There is perhaps nothing so sweet in this life as to be in need, to hope for help, and to have help arrive. And so it was that remarkable night in Gooseberry Park.
Most creatures—in fact, perhaps all creatures—are brave. They try to meet life’s challenges with courage and with action. The earth’s forests and prairies and mountains and seas are filled with greatness. Animals ask almost nothing of life except that it give them a chance—a chance to be their best.
So it had been a terrible blow to the animals in Gooseberry Park to be rendered nearly helpless in the face of forces beyond their control. They could not control the movement of the rains. They could not control the heat of the sun. They could not control all the new machines that had created so many poisons for which the good green Earth was unprepared.
The animals did their best. They adapted. They conserved their energies, they learned to eat different things, they had fewer babies.
But water: Water was vital, and without it they would die. And who among them had ever imagined that right there in Gooseberry Park—where humans strolled with their infants and had picnics and threw Frisbees—there would be so great a risk to the lives of many of the park’s creatures, namely the very young and the very old.

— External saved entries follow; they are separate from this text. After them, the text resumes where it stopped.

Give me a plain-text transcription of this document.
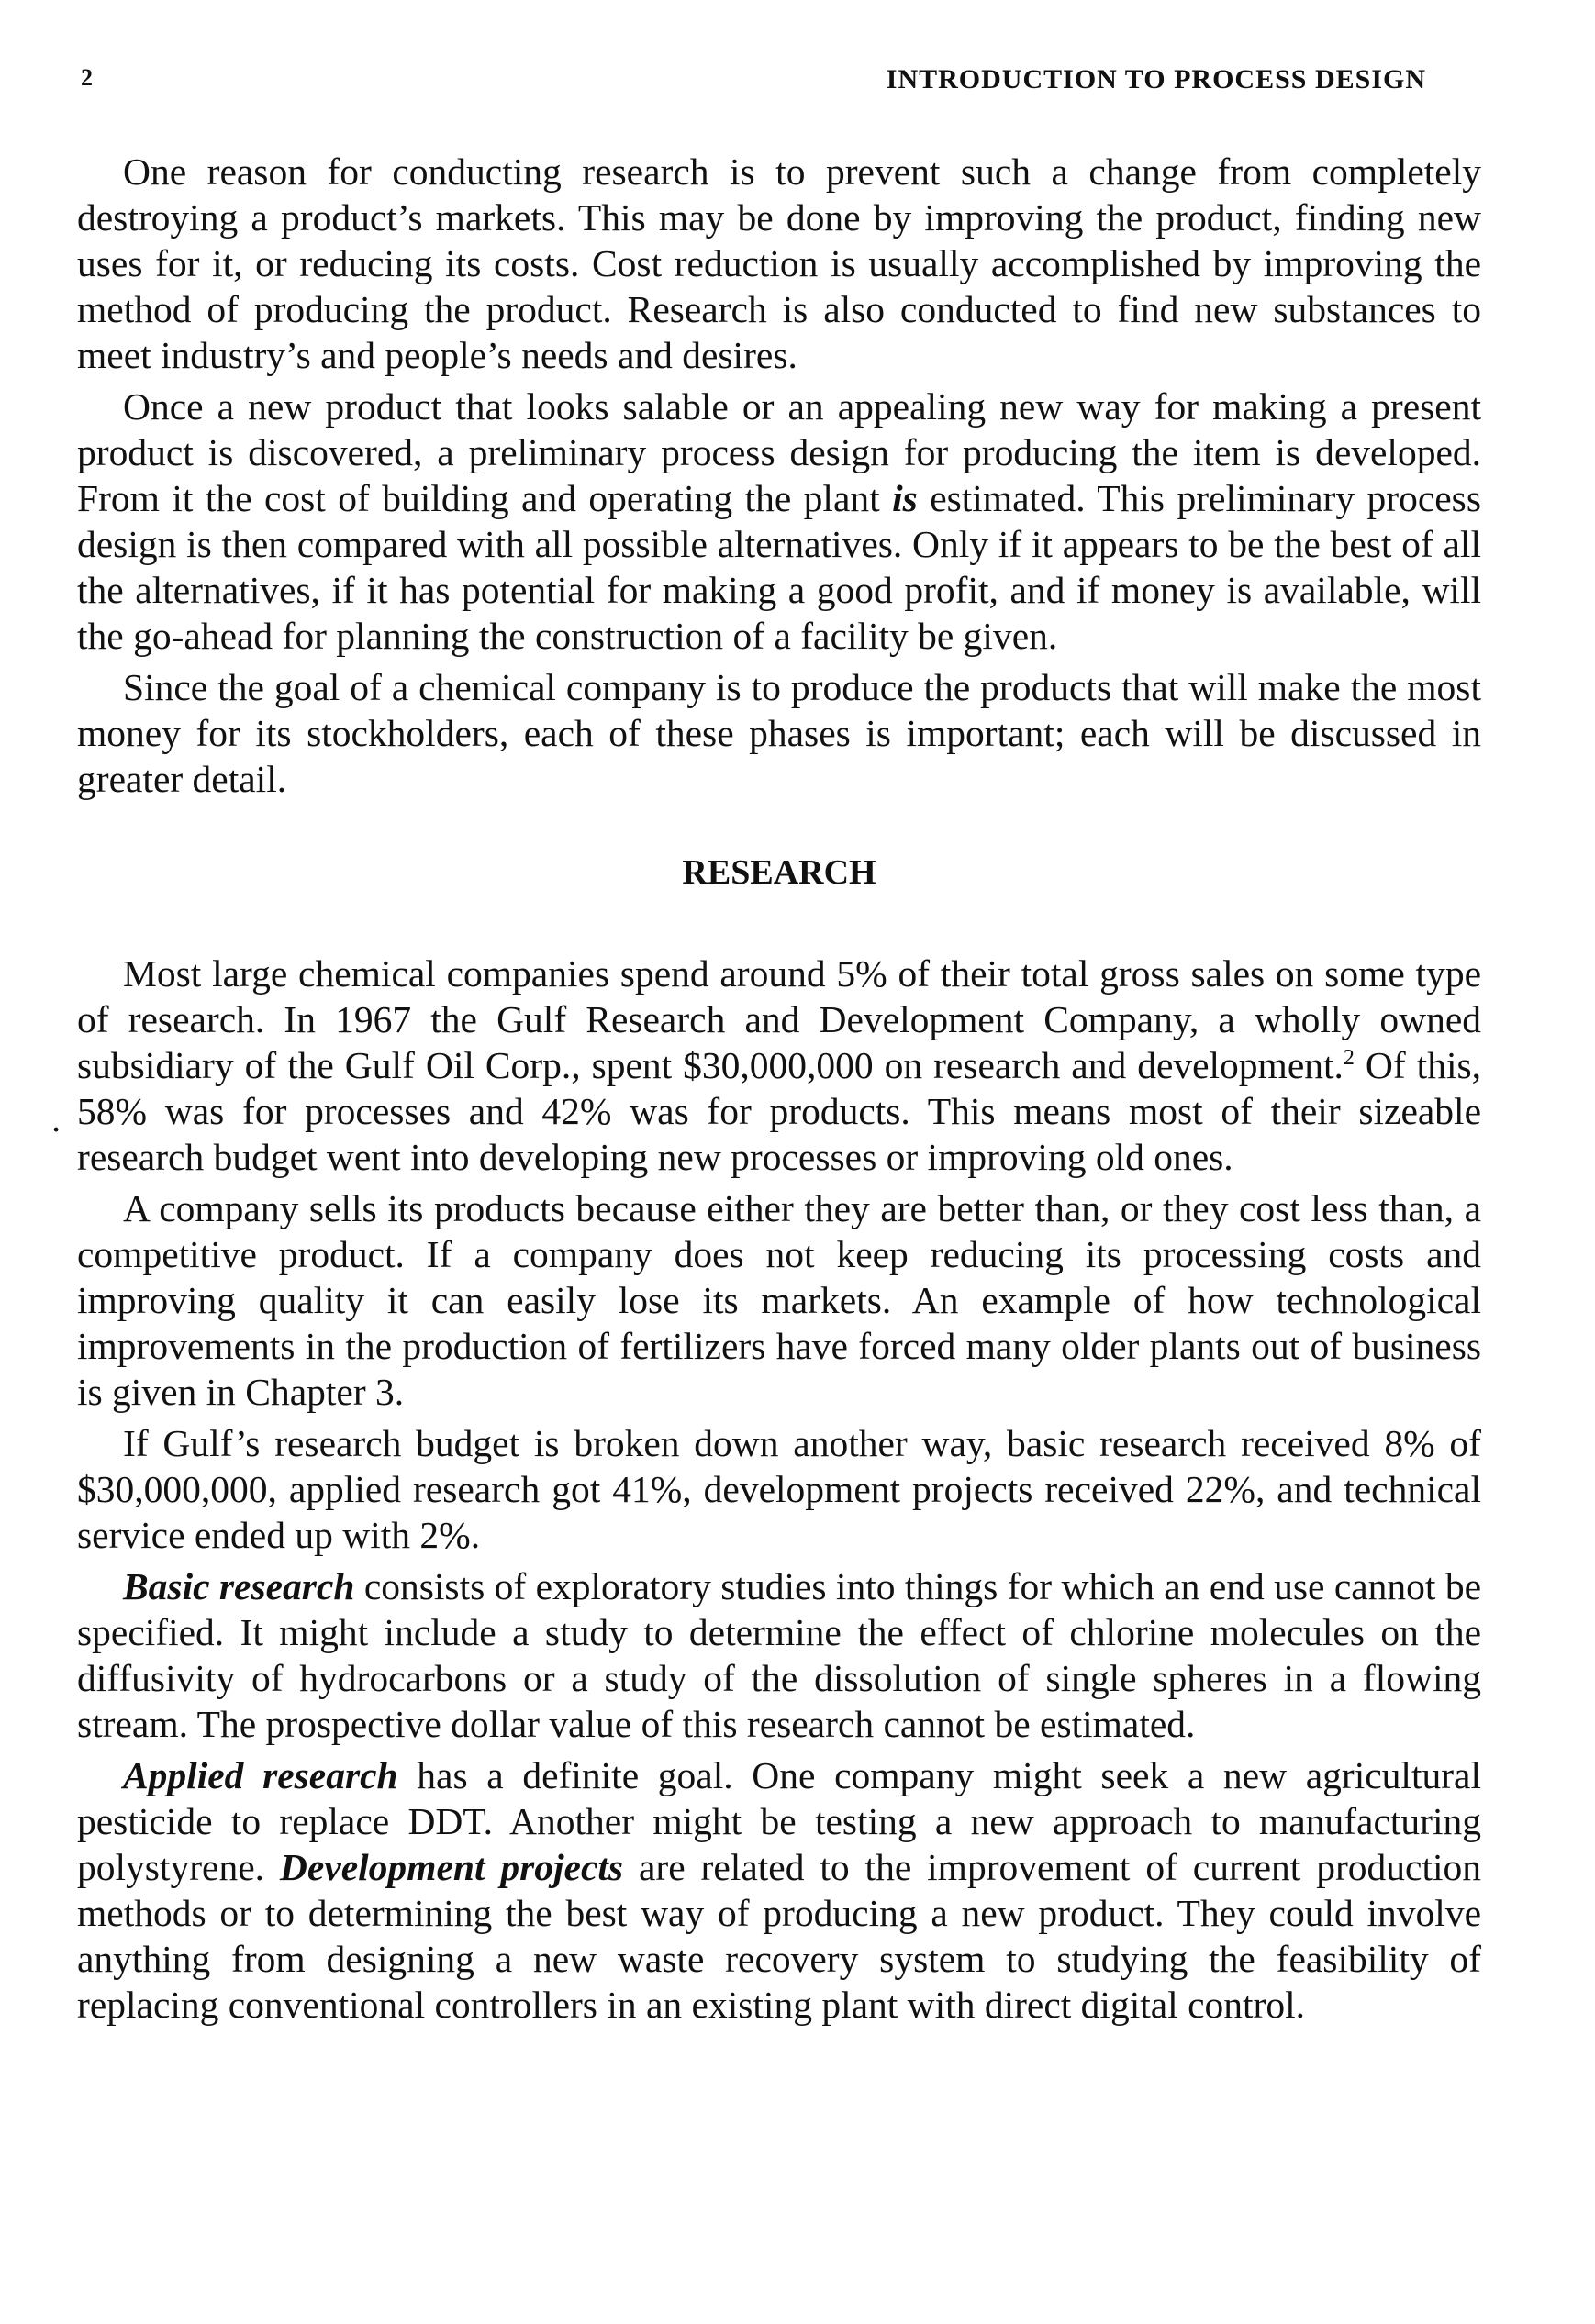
2	INTRODUCTION TO PROCESS DESIGN
.

One reason for conducting research is to prevent such a change from completely destroying a product’s markets. This may be done by improving the product, finding new uses for it, or reducing its costs. Cost reduction is usually accomplished by improving the method of producing the product. Research is also conducted to find new substances to meet industry’s and people’s needs and desires.

Once a new product that looks salable or an appealing new way for making a present product is discovered, a preliminary process design for producing the item is developed. From it the cost of building and operating the plant is estimated. This preliminary process design is then compared with all possible alternatives. Only if it appears to be the best of all the alternatives, if it has potential for making a good profit, and if money is available, will the go-ahead for planning the construction of a facility be given.

Since the goal of a chemical company is to produce the products that will make the most money for its stockholders, each of these phases is important; each will be discussed in greater detail.

RESEARCH

Most large chemical companies spend around 5% of their total gross sales on some type of research. In 1967 the Gulf Research and Development Company, a wholly owned subsidiary of the Gulf Oil Corp., spent $30,000,000 on research and development.$^2$ Of this, 58% was for processes and 42% was for products. This means most of their sizeable research budget went into developing new processes or improving old ones.

A company sells its products because either they are better than, or they cost less than, a competitive product. If a company does not keep reducing its processing costs and improving quality it can easily lose its markets. An example of how technological improvements in the production of fertilizers have forced many older plants out of business is given in Chapter 3.

If Gulf’s research budget is broken down another way, basic research received 8% of $30,000,000, applied research got 41%, development projects received 22%, and technical service ended up with 2%.

Basic research consists of exploratory studies into things for which an end use cannot be specified. It might include a study to determine the effect of chlorine molecules on the diffusivity of hydrocarbons or a study of the dissolution of single spheres in a flowing stream. The prospective dollar value of this research cannot be estimated.

Applied research has a definite goal. One company might seek a new agricultural pesticide to replace DDT. Another might be testing a new approach to manufacturing polystyrene. Development projects are related to the improvement of current production methods or to determining the best way of producing a new product. They could involve anything from designing a new waste recovery system to studying the feasibility of replacing conventional controllers in an existing plant with direct digital control.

Fortunately, many creatures have not only great courage but great heart as well. And this night those hearts were beating strong.
At precisely 10:40 p.m., 199 owls plus one volunteer motivational speaker left Gooseberry Park on a mission of mercy.
The owls flew silently. With binocular vision they could see the fire fighters attempting to wake up Henrietta (as her eight babies ate granola bars someone had thought to bring). The owls could see a yellow tabby cat in a tree with a dalmatian barking vigorously beneath it, a chocolate Labrador cheering him on. The owls could see the fire house door, wide open, and the four squirrels inside with four hundred straws filled with precious water for pickup.
Then, capably and swiftly, the owls flew through that open door with precision and grasped a straw in each foot, and, capably and swiftly, they flew away.
Morton, lagging behind because the owls were such strong fliers, straggled in for the last two straws.